What to Do If Police Use Excessive Force

Policing's goal is to protect public safety by enforcing laws, and in doing so, they are subject to procedural rules and policies. Most police officers fulfill their duties responsibly.

However, as in any profession, there are some officers who fail to meet these standards and instead abuse their authority. And in some of those cases, police officers use excessive force in situations that do not warrant it.

When Is Police Force 'Excessive'?

Officers are, of course, permitted to use some physical force when detaining a suspect, if a situation warrants it.
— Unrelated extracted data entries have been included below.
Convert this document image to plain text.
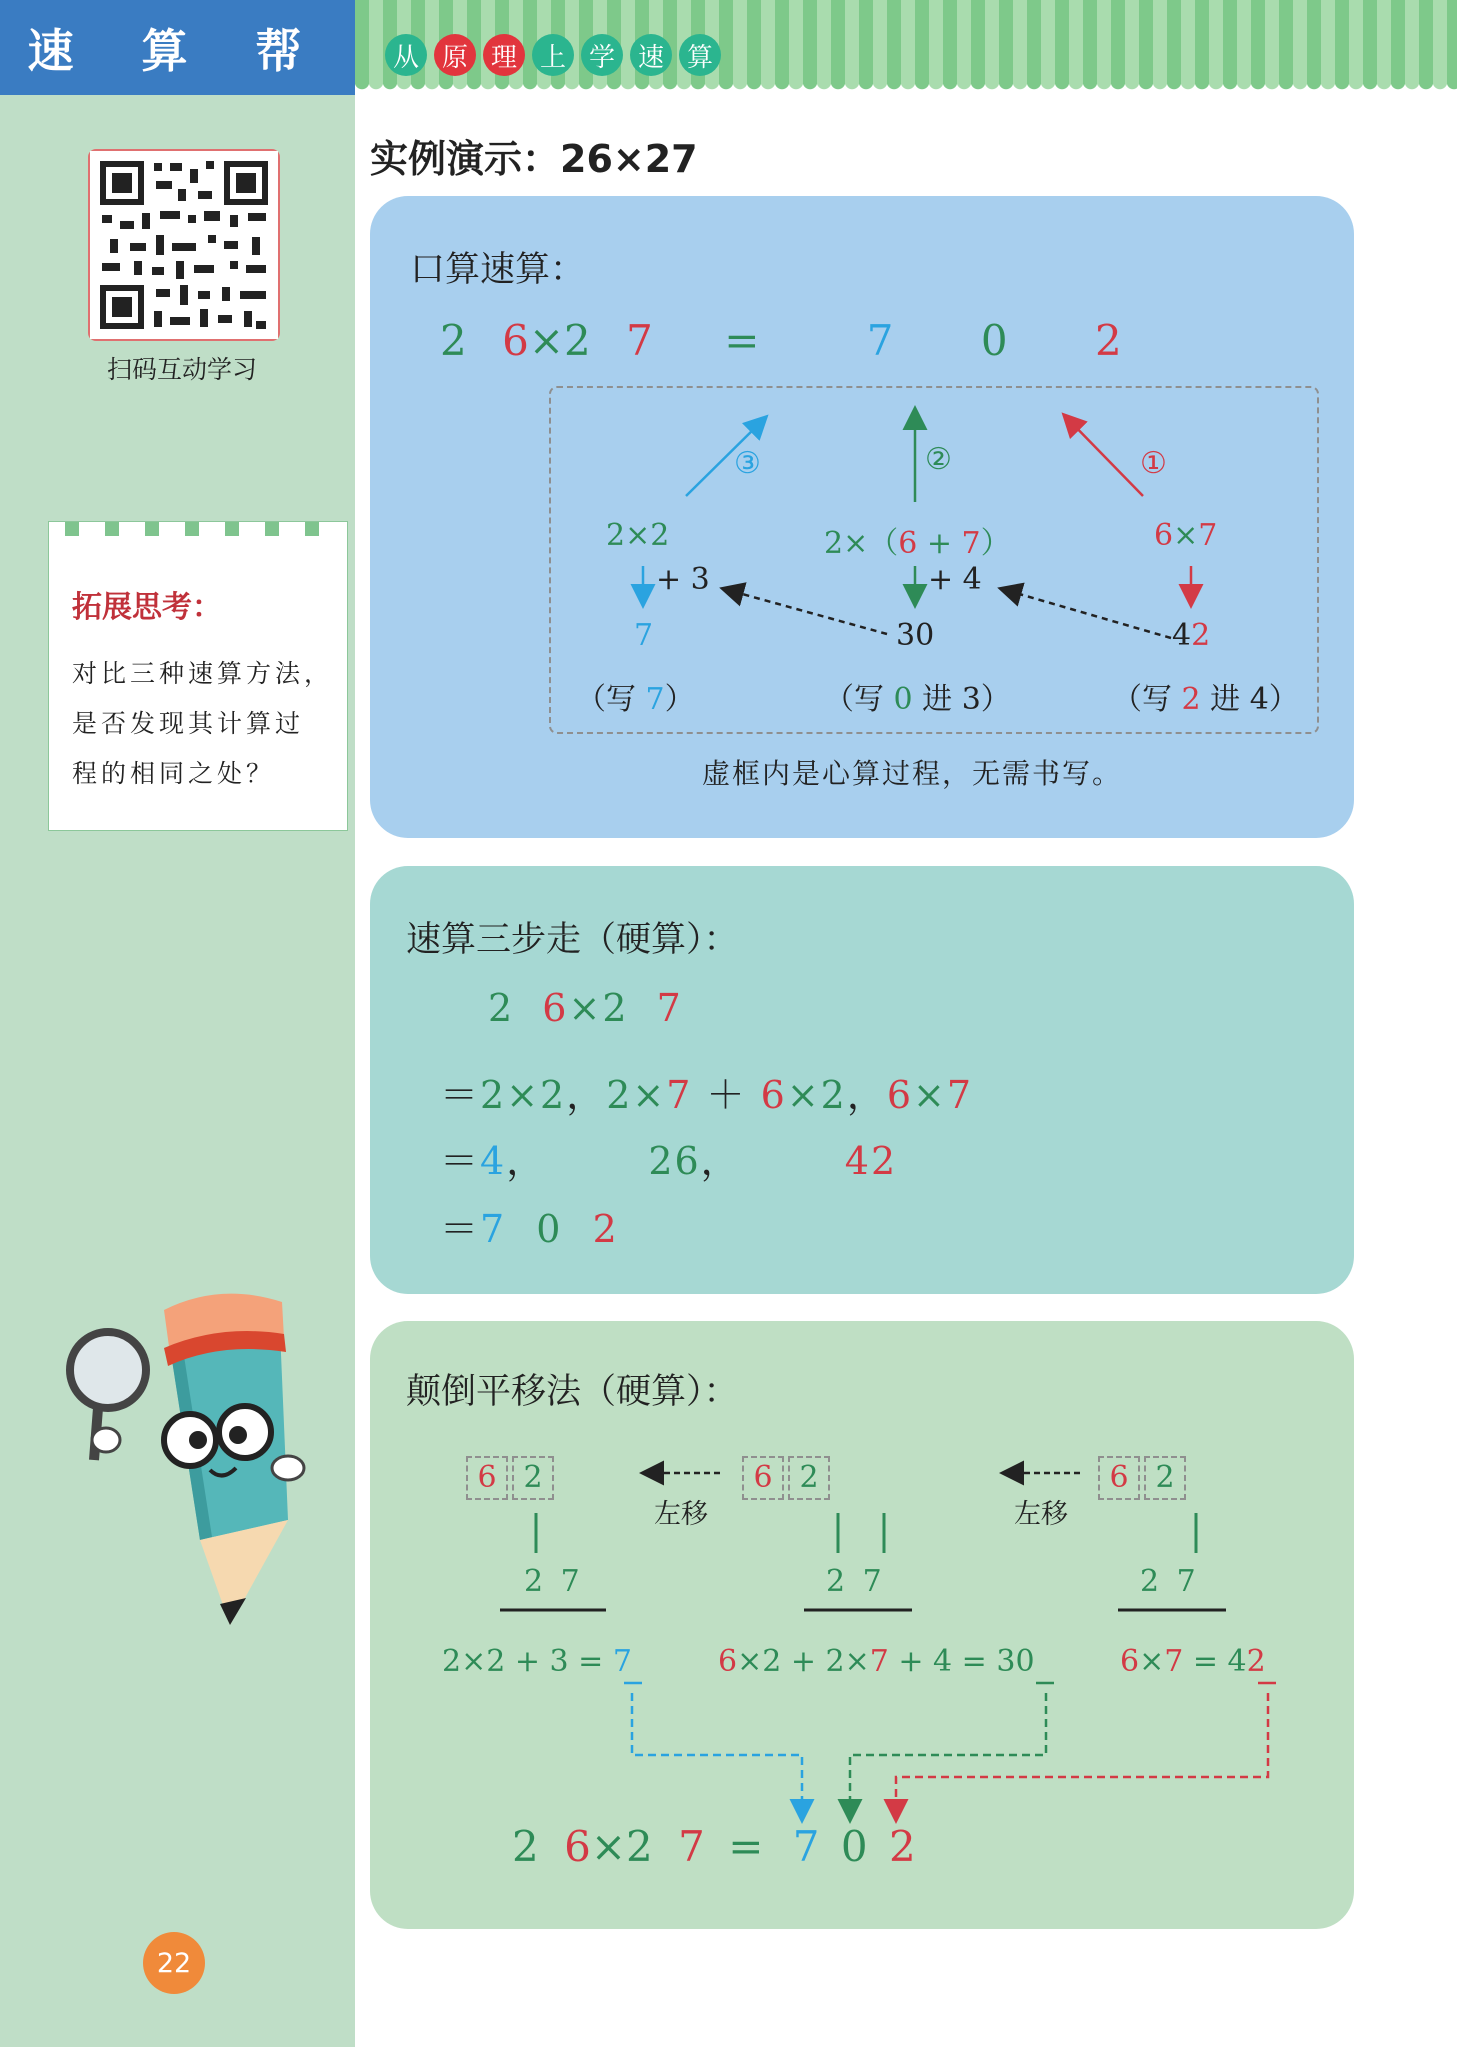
速 算 帮
扫码互动学习
拓展思考：
对比三种速算方法，
是否发现其计算过
程的相同之处？
22
从 原 理 上 学 速 算
实例演示：26×27
口算速算：
2 6×2 7 =	7 0 2
③	②	①
2×2
+ 3
7
（写 7）
2×（6 + 7）
+ 4
30
（写 0 进 3）
6×7
42
（写 2 进 4）
虚框内是心算过程，无需书写。
速算三步走（硬算）：
2 6×2 7
＝2×2，2×7 ＋ 6×2，6×7
＝4，	26，	42
＝7 0 2
颠倒平移法（硬算）：
6 2	6 2	6 2
左移	左移
2 7	2 7	2 7
2×2 + 3 = 7	6×2 + 2×7 + 4 = 30	6×7 = 42
2 6×2 7 = 7 0 2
However, police officers are expected to use a "continuum of force," meaning that they should only use the minimum amount of force justified in the situation to prevent a suspect from fleeing or to prevent people from being injured or killed.

If an officer uses force in excess of the force that is necessary to get custody of a suspect or to prevent public harm, the officer may be liable for using excessive force. Some common examples of excessive force include:

  • Applying physical force against a person who is already in police custody and is not resisting being in custody
  • Using a weapon against a person who does not have a weapon or a person whom a police officer should reasonably assume does not have a weapon
  • Using force to intimidate a suspect or a witness into giving a statement

While anyone can be the victim of excessive police force, Department of Justice statistics indicate that excessive police force occurs far more regularly against minority populations and people of color, and that police officers need more training in this area.

A Victim's Right to Sue

If you have been the victim of excessive force or police brutality, you have the right to seek damages for your injuries. You may be able to bring a lawsuit in federal court alleging that the police officer violated your Fourth Amendment right to be free from unreasonable searches and seizures and your 14th Amendment rights to due process and equal protection under the law.

Section 1983 of the Civil Rights Act of 1871 also allows you to sue for violations of constitutional or federal statutory rights. Enacted in response to widespread racial violence in the post-Civil War South, Section 1983 applies to deprivations of rights that occur "under color of any statute," meaning it applies to actions taken by state and municipal authorities and allows victims of police brutality to sue both law enforcement officers and city and county governments.

Additionally, state statutes may also give you a viable cause of action in state court. For example, state constitutions often have civil rights protections similar to those in the federal constitution. Also, if police have injured you or killed a loved one, you may be able to bring a negligence or wrongful death claim.

Finally, you have the right to file a complaint and request an investigation into the police officer's activities either with your local police department, civilian review board, or another entity in your state that is responsible for law enforcement oversight and investigations.

Understand Your Rights, Take Action to Protect Them

Excessive police force can have a profound effect on your life and could have caused you injuries that you should not have had to sustain. Therefore, it is important to understand your rights and to seek compensation if you believe that you are a victim of police brutality or excessive force.